World and Settings

World

class sfctools.core.world.World(*args, **kwargs)

Bases: sfctools.core.singleton.Singleton

This is the world where agents live in. There can only be one world at a time.

The world constructor.

find_agent(name)

search for agent by name and alias

Returns

agent instance

get_agent_types()

Constructs a list of all agent types registered so far (i.e. keys of agent registry dict).

Return list

list of agents

get_agents_of_type(agent_type)

gets all agents belonging to a certain tpe

Parameters

agent_type – key to search for in self.agent_registry

Returns

list of instances or empty list

Example

from sfctools import Agent,World

class MyAgent(Agent):
    def __init__(self):
        super().init()
        # ...

[MyAgent() for i in range(10)] # create 10 agents

mylist = World().get_agents_of_type("MyAgent")
print(mylist)

Calls the ‘link’ fun in all the agents to inter-link them in the world

read_global(key)

reads global variable by key

register_agent(agent, verbose=False)

inserts a new agent under the tag of its class

Parameters

agent – an agent object to be registered

register_helper(object)

inserts a new helper object under the tag of its class

Parameters

object – instance to store

remove_agent(agent, verbose=False)

removes an agent from the tag of its class (i.e. from the world)

Parameters

agent – instance to be removed

remove_helper(agent)

removes an agent from the tag of its class (i.e. from the world)

Parameters

agent – instance to be removed

reset(verbose=False)

resets the registry

Parameters

verbose – boolean (default False), triggers a reset warning if True

write_global(key, data)

write globally accessible data here

Parameters
  • key – key for the data (generic)

  • data – value of the data (generic)

Settings (yaml)

class sfctools.core.settings.Settings(*args, **kwargs)

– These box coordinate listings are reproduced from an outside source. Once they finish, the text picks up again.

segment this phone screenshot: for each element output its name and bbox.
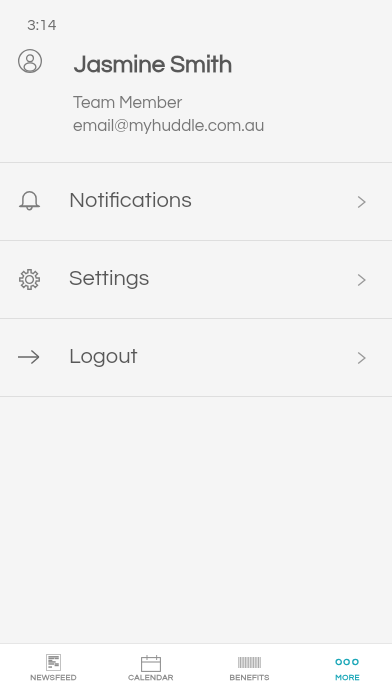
button[interactable]: Logout <box>0 318 392 395</box>
button[interactable]: BENEFITS <box>196 644 294 696</box>
staticText: CALENDAR <box>128 673 174 681</box>
staticText: Settings <box>69 267 150 290</box>
button[interactable]: Notifications <box>0 162 392 239</box>
button[interactable]: Settings <box>0 240 392 317</box>
staticText: MORE <box>335 673 360 681</box>
staticText: Team Member <box>73 94 183 112</box>
staticText: 3:14 <box>27 17 57 33</box>
staticText: BENEFITS <box>229 673 270 681</box>
staticText: Logout <box>69 345 138 368</box>
staticText: Notifications <box>69 189 192 212</box>
button[interactable]: MORE <box>294 644 392 696</box>
button[interactable]: CALENDAR <box>98 644 196 696</box>
staticText: Jasmine Smith <box>74 52 233 77</box>
staticText: NEWSFEED <box>30 673 77 681</box>
staticText: email@myhuddle.com.au <box>73 117 265 135</box>
button[interactable]: NEWSFEED <box>0 644 98 696</box>
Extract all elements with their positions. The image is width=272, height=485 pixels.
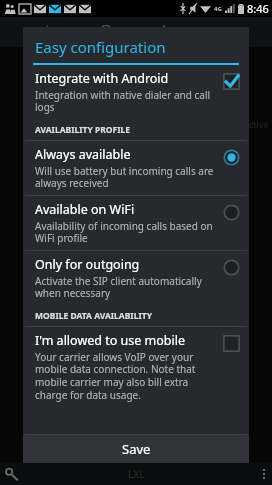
staticText: Available on WiFi (35, 201, 135, 218)
staticText: Will use battery but incoming calls are … (35, 164, 216, 190)
staticText: Activate the SIP client automatically wh… (35, 274, 216, 300)
button[interactable]: Checked (222, 72, 241, 91)
staticText: Integration with native dialer and call … (35, 88, 216, 114)
button[interactable]: Not selected (222, 203, 241, 222)
button[interactable]: Unchecked (222, 334, 241, 353)
staticText: Availability of incoming calls based on … (35, 219, 216, 245)
staticText: Your carrier allows VoIP over your mobil… (35, 350, 216, 402)
staticText: LXL (128, 467, 145, 481)
button[interactable]: Save (23, 435, 249, 463)
staticText: AVAILABILITY PROFILE (35, 124, 131, 136)
staticText: Easy configuration (35, 37, 166, 57)
other: Search (5, 467, 21, 481)
staticText: 8:46 (247, 1, 269, 16)
button[interactable]: More options (263, 469, 265, 479)
staticText: Always available (35, 146, 131, 163)
staticText: I'm allowed to use mobile (35, 332, 185, 349)
button[interactable]: Available on WiFi (23, 196, 249, 250)
button[interactable]: Always available (23, 141, 249, 195)
button[interactable]: I'm allowed to use mobile (23, 327, 249, 407)
staticText: Only for outgoing (35, 256, 140, 273)
staticText: 4G (214, 5, 222, 13)
staticText: Integrate with Android (35, 70, 169, 87)
button[interactable]: Integrate with Android (23, 65, 249, 119)
staticText: Save (122, 440, 151, 458)
button[interactable]: Not selected (222, 258, 241, 277)
button[interactable]: Selected (222, 148, 241, 167)
button[interactable]: Only for outgoing (23, 251, 249, 305)
staticText: ctive (249, 118, 269, 130)
staticText: MOBILE DATA AVAILABILITY (35, 310, 152, 322)
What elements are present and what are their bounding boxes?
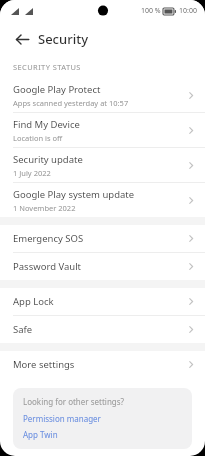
staticText: Permission manager bbox=[23, 413, 101, 424]
staticText: Emergency SOS bbox=[13, 232, 188, 245]
button[interactable]: App Lock bbox=[0, 288, 205, 315]
staticText: Location is off bbox=[13, 133, 63, 143]
button[interactable]: Password Vault bbox=[0, 253, 205, 280]
staticText: 10:00 bbox=[179, 6, 197, 16]
staticText: 1 July 2022 bbox=[13, 168, 51, 178]
button[interactable]: Back bbox=[9, 26, 35, 52]
staticText: 1 November 2022 bbox=[13, 203, 76, 213]
staticText: Find My Device bbox=[13, 118, 80, 131]
staticText: Google Play Protect bbox=[13, 83, 101, 96]
button[interactable]: Emergency SOS bbox=[0, 225, 205, 252]
staticText: 100 % bbox=[141, 6, 161, 16]
staticText: SECURITY STATUS bbox=[13, 62, 81, 72]
staticText: Password Vault bbox=[13, 260, 188, 273]
staticText: App Lock bbox=[13, 295, 188, 308]
staticText: Security bbox=[38, 30, 88, 48]
staticText: Looking for other settings? bbox=[23, 396, 125, 407]
button[interactable]: Security update bbox=[0, 148, 205, 182]
button[interactable]: Google Play system update bbox=[0, 183, 205, 217]
button[interactable]: Google Play Protect bbox=[0, 78, 205, 112]
button[interactable]: Permission manager bbox=[23, 413, 101, 424]
staticText: App Twin bbox=[23, 429, 58, 440]
button[interactable]: More settings bbox=[0, 351, 205, 378]
button[interactable]: Find My Device bbox=[0, 113, 205, 147]
button[interactable]: App Twin bbox=[23, 429, 58, 440]
button[interactable]: Safe bbox=[0, 316, 205, 343]
staticText: Google Play system update bbox=[13, 188, 135, 201]
staticText: Security update bbox=[13, 153, 83, 166]
staticText: Apps scanned yesterday at 10:57 bbox=[13, 98, 129, 108]
staticText: Safe bbox=[13, 323, 188, 336]
staticText: More settings bbox=[13, 358, 188, 371]
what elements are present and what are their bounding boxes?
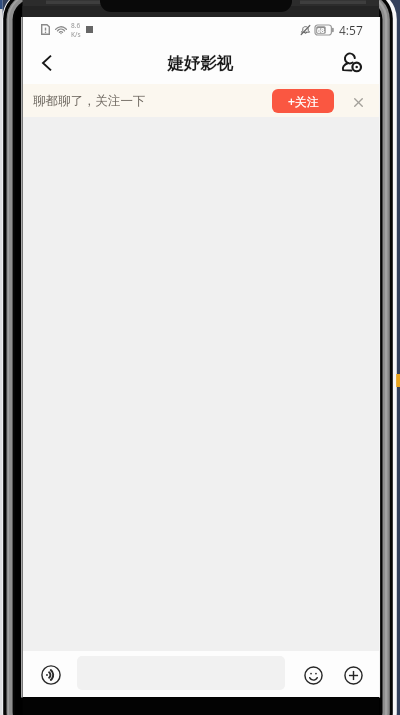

Bases: sfctools.core.singleton.Singleton

This is a settings class that serves as a central data structure to store hyperparameters, commodity names, depreciation rates etc. It also includes a section with metadata on author etc…

constructor for settings

get_depr_info()

EXPERIMENTAL return info about assets and their depreciation rates

Returns

df, pandas dataframe with information about allowed assets

Example

from sfctools import Settings
dfinfo = Settings().get_info()
print(dfinfo)
get_hyperparameter(name)

get the value of a hyperparameter by its name.

Parameters

name – the name of the hyper-parameter to filter for

get_hyperparams_info()

return info about hyperparameters

Returns

df, pandas dataframe with information about allowed assets

Example

from sfctools import Settings
dfinfo = Settings().get_hyperparams_info()
print(dfinfo)
get_info()
read(data, isfile=True)

read the settings from a yaml file. The settings of a simulation can be stored in form of a yaml file. The first block metainfo stores the author, date and other meta data. The params block stores information on the assets allowed in balance sheets and their respective depreciation rates (0 means no depreciation, 1 means that the good is fully perishable). hyperparams contains parameters of agents stored centrally (for better overview). It also helps to avoid hardcoding of parameters directly in the code of the agents.

Parameters
  • data – either str, i.e. a string containing the data, or path/str, i.e. file name to read from

  • isfile – boolean switch. If False, a string has to be passed.

** Example **

“filename.yml” File:

metainfo :
    author: Hans Dampf
    date: Agust 1964
    info: some more info

params:
    - name: Cash
      depreciation: 0.0
      price: p
      value: 1.0
      unit: Euro
      description: my description

    - name: Energy
      ...

hyperparams:
    - name: epsilon
      value: 0.05
      description: my description

    - name:
      ...

Python code:

from sfctools import Settings
my_settings = Settings().read_from_yaml("filename.yml")
read_from_yaml(data, isfile=True)
reset()

reset settings

set_hyperparameter(name, value)

get the value of a hyperparameter by its name.

Parameters
  • name – str, name of the parameter

  • value – new value (any type but ideally same as before)

setup_stock_manager()

set up the stock manager from the data stored in the current settings. For more information on the stock manager, see StockManager class. This should not be called manually by the user. It is automatically called within ‘read_from_yaml()’.

write(fname)

Writes the settings to a filename as yaml file

Clock

class sfctools.core.clock.Clock(*args, **kwargs)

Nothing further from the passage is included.